No vacation time = good

By Polly on Recent Posts

It’s that time of year. As the days get longer, the air gets warmer, and the trees get greener, thoughts turn from work to play. But for all of the “summer hours,” “early Fridays,” and strategically planned Monday sick days, our vacation skills are generally abysmal in this country. Endless studies confirm that Americans get fewer vacation days, use fewer vacation days (most never use all of their vacation days and almost nobody takes a full two weeks off), and spend many of their vacation days working (Blackberrys and cellphones are crowding out books on the beach). Theories abound—from the Boomer work ethic to technology tethers—about why we can’t seem to chill like our European peers, but I think there’s a bigger problem at work.

Companies apply a tremendous amount of discipline, creativity, and resources to packing their ranks with the right great people. Then, in too many cases, the first day those great people walk through the door, they’re greeted with policy manuals and intricate rules for vacation days, personal days, alternative holidays, sick days. The message is clear: your time is not your own. Flex time and telecommuting haven’t really tempered the compulsion to clock in—face time has just been replaced with the green “available” light on IM screens and instant email replies at all hours.

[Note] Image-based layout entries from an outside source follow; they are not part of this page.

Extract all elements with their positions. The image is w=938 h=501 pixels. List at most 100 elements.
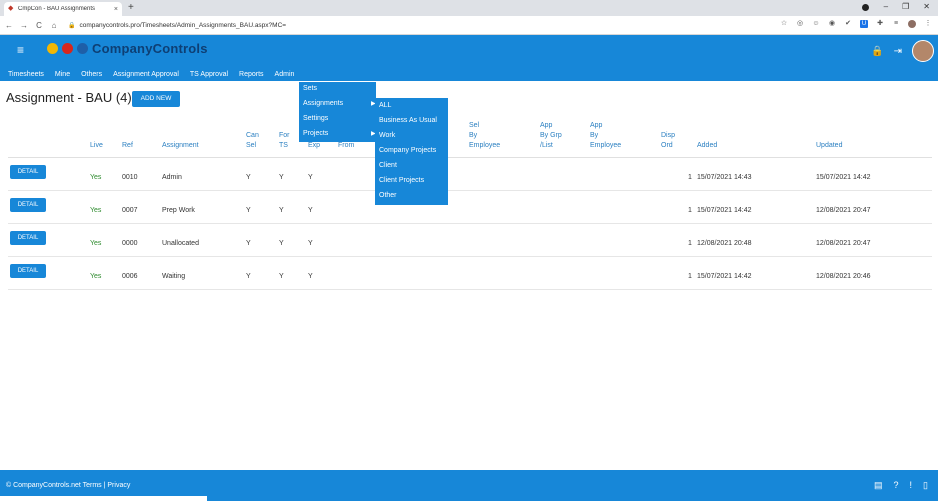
header-line: By: [469, 132, 478, 139]
lock-icon[interactable]: 🔒: [871, 46, 883, 57]
cell-assignment: Prep Work: [162, 207, 195, 214]
header-line: Sel: [246, 142, 257, 149]
header-live[interactable]: Live: [90, 141, 103, 151]
extension-icon[interactable]: ◎: [796, 20, 804, 28]
header-line: By: [590, 132, 599, 139]
footer-text[interactable]: © CompanyControls.net Terms | Privacy: [6, 482, 130, 489]
new-tab-button[interactable]: +: [128, 3, 134, 13]
header-added[interactable]: Added: [697, 141, 717, 151]
reload-button[interactable]: C: [33, 21, 45, 30]
header-line: Sel: [469, 122, 480, 129]
header-app-by-employee[interactable]: App By Employee: [590, 121, 621, 151]
menu-item-sets[interactable]: Sets: [303, 85, 317, 92]
help-icon[interactable]: ?: [894, 480, 899, 491]
header-actions: 🔒 ⇥: [871, 40, 934, 62]
header-line: Can: [246, 132, 259, 139]
browser-tab[interactable]: ◆ CmpCon - BAU Assignments ×: [4, 2, 122, 16]
detail-button[interactable]: DETAIL: [10, 264, 46, 278]
brand-logo[interactable]: CompanyControls: [47, 41, 208, 56]
submenu-item-client-projects[interactable]: Client Projects: [379, 177, 424, 184]
avatar[interactable]: [908, 20, 916, 28]
kebab-icon[interactable]: ⋮: [924, 20, 932, 28]
lock-icon[interactable]: 🔒: [68, 22, 75, 29]
favicon-icon: ◆: [8, 5, 14, 12]
home-button[interactable]: ⌂: [48, 21, 60, 30]
cell-updated: 15/07/2021 14:42: [816, 174, 871, 181]
cell-exp: Y: [308, 174, 313, 181]
menu-item-others[interactable]: Others: [77, 69, 106, 81]
cell-disp-ord: 1: [688, 240, 692, 247]
url-field[interactable]: companycontrols.pro/Timesheets/Admin_Ass…: [79, 22, 286, 29]
tab-close-icon[interactable]: ×: [114, 6, 118, 13]
table-row: DETAIL Yes 0006 Waiting Y Y Y 1 15/07/20…: [8, 257, 932, 290]
submenu-item-client[interactable]: Client: [379, 162, 397, 169]
tab-title: CmpCon - BAU Assignments: [18, 6, 96, 12]
star-icon[interactable]: ☆: [780, 20, 788, 28]
chat-icon[interactable]: ▤: [874, 480, 883, 491]
cell-ref: 0007: [122, 207, 138, 214]
add-new-button[interactable]: ADD NEW: [132, 91, 180, 107]
forward-button[interactable]: →: [18, 21, 30, 30]
maximize-button[interactable]: ❐: [902, 2, 909, 11]
logout-icon[interactable]: ⇥: [894, 46, 902, 57]
cell-ref: 0006: [122, 273, 138, 280]
submenu-item-work[interactable]: Work: [379, 132, 395, 139]
header-for-ts[interactable]: For TS: [279, 131, 290, 151]
mobile-icon[interactable]: ▯: [923, 480, 928, 491]
minimize-button[interactable]: –: [884, 2, 888, 11]
header-exp[interactable]: Exp: [308, 141, 320, 151]
avatar[interactable]: [912, 40, 934, 62]
cell-updated: 12/08/2021 20:47: [816, 207, 871, 214]
header-disp-ord[interactable]: Disp Ord: [661, 131, 675, 151]
page-title: Assignment - BAU (4) -: [6, 90, 140, 105]
submenu-item-other[interactable]: Other: [379, 192, 397, 199]
record-icon[interactable]: [861, 4, 869, 11]
header-sel-by-employee[interactable]: Sel By Employee: [469, 121, 500, 151]
extension-icon[interactable]: U: [860, 20, 868, 28]
extension-icon[interactable]: ☺: [812, 20, 820, 28]
header-line: TS: [279, 142, 288, 149]
detail-button[interactable]: DETAIL: [10, 231, 46, 245]
header-from[interactable]: From: [338, 141, 354, 151]
submenu-item-company-projects[interactable]: Company Projects: [379, 147, 436, 154]
extension-icon[interactable]: ✔: [844, 20, 852, 28]
header-line: /List: [540, 142, 553, 149]
close-window-button[interactable]: ✕: [923, 2, 930, 11]
cell-disp-ord: 1: [688, 207, 692, 214]
menu-item-mine[interactable]: Mine: [51, 69, 74, 81]
menu-item-timesheets[interactable]: Timesheets: [0, 69, 48, 81]
menu-list-icon[interactable]: ≡: [892, 20, 900, 28]
header-assignment[interactable]: Assignment: [162, 141, 199, 151]
header-line: For: [279, 132, 290, 139]
submenu-item-business-as-usual[interactable]: Business As Usual: [379, 117, 437, 124]
header-can-sel[interactable]: Can Sel: [246, 131, 259, 151]
address-bar-row: ← → C ⌂ 🔒 companycontrols.pro/Timesheets…: [0, 16, 938, 35]
header-updated[interactable]: Updated: [816, 141, 842, 151]
extension-icon[interactable]: ◉: [828, 20, 836, 28]
cell-for-ts: Y: [279, 207, 284, 214]
brand-name: CompanyControls: [92, 41, 208, 56]
cell-for-ts: Y: [279, 273, 284, 280]
menu-item-reports[interactable]: Reports: [235, 69, 268, 81]
cell-live: Yes: [90, 240, 102, 247]
menu-item-settings[interactable]: Settings: [303, 115, 328, 122]
detail-button[interactable]: DETAIL: [10, 198, 46, 212]
submenu-item-all[interactable]: ALL: [379, 102, 391, 109]
admin-dropdown-menu: Sets Assignments ▶ Settings Projects ▶: [299, 82, 376, 142]
menu-item-admin[interactable]: Admin: [271, 69, 299, 81]
hamburger-icon[interactable]: ≡: [17, 43, 24, 57]
menu-item-projects[interactable]: Projects: [303, 130, 328, 137]
menu-item-assignment-approval[interactable]: Assignment Approval: [109, 69, 183, 81]
alert-icon[interactable]: !: [910, 480, 913, 491]
menu-item-assignments[interactable]: Assignments: [303, 100, 343, 107]
detail-button[interactable]: DETAIL: [10, 165, 46, 179]
back-button[interactable]: ←: [3, 21, 15, 30]
table-row: DETAIL Yes 0010 Admin Y Y Y 1 15/07/2021…: [8, 158, 932, 191]
menu-item-ts-approval[interactable]: TS Approval: [186, 69, 232, 81]
header-line: Disp: [661, 132, 676, 139]
main-menu: Timesheets Mine Others Assignment Approv…: [0, 69, 301, 81]
cell-live: Yes: [90, 174, 102, 181]
header-ref[interactable]: Ref: [122, 141, 133, 151]
puzzle-icon[interactable]: ✚: [876, 20, 884, 28]
header-app-by-grp[interactable]: App By Grp /List: [540, 121, 562, 151]
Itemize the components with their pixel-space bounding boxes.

Every leader wants to “get more” out of his or her people, but too many are stuck with the notion that the best way to do that is to exert more top-down control. The maverick leaders I’ve encountered take the opposite tack: they believe their most important job is to unleash people, not to bind them with all kinds of bureaucratic hurdles and rules. Want innovation, collaboration, and results? Don’t push people harder, give them free rein.

Here are a couple of the most inventive and productive approaches to giving people their time back:

The Best Vacation Policy = No Policy

Netflix, one of the maverick companies we feature in the book not only keeps figuring out new ways to connect movie fans with films they’ll enjoy and each other—it also spends a lot of time figuring out new ways to keep its people energized. The latest mechnism is an undoing of what CEO Reed Hastings calls “a relic of the industrial age”: all vacation, sick day, personal day policies and face-time requirements. The new vacation policy at Netflix is simple: there is none! Netflix estimates (it’s guesswork because the company doesn’t actually track vacation time or hours worked) that its people take off about 25-30 days per year, sometimes several weeks at a time. Check out the San Jose Mercury News piece on the un-policy. John Cancutti, director of engineering put it best: “We don’t think of it as a perk. It’s just emblematic of hte way we work here.”

Google’s 20% Time

This is Google’s institutionalization of a basic maverick principle: your people’s individual pursuits and passions are a great source of ideas and insights for your business—if you craft the right mechanism for drawing them out. Google’s is simple: all engineers are free to spend 20% of their time (basically one day a week) on pet projects and personal pursuits rather than on company priorities. The logic: the company is relentlessly rigorous and inventive when it comes to hiring the best people for their culture (which includes people with wildly diverse backgrounds and experiences) and its leaders are interested in bringing all of their ideas and insights and energies into play. They figure that those individuals will come up with all sorts of new product ideas and directions for the company that the management team couldn’t possibly figure out alone. And that’s turned out to be the case: 20% time has yielded important new products like Google News and Google Suggest.

TiVo for Work

Best Buy has taken the concept of freedom from the clock to a radical extreme with its “Results Only Work Environment” (ROWE) experiment. By the end of this year, all 4,000 headquarters staffers will be free to work anywhere, anytime they want, just as long as they get their work done. One of the creators of the program (which started out as a stealth experiment rather than a top-down program), Jody Thompson calls it “TiVo for your work.” Check out the BusinessWeek piece, which details some of the “13 Commandments” of ROWE: #1: People at all levels stop doing any activity that is a waste of their time, the customers’s time, or the company’s time. #7: Nobody talks about how many hours they work. And my favorite, #9: It’s okay to take a nap on a Tuesday afternoon, grocery shop on Wednesday morning, or catch a movie on Thursday afternoon. Best Buy is so gung-ho about freeing up its people that the company plans to institute ROWE among hourly workers in its stores in the next year and has set up a subsidiary called CultureRx to help other companies unleash their people.

We’d love to hear about other innovative practices when it comes to freeing up people to work on their own time. In the meantime, get busy working on your summer vacation!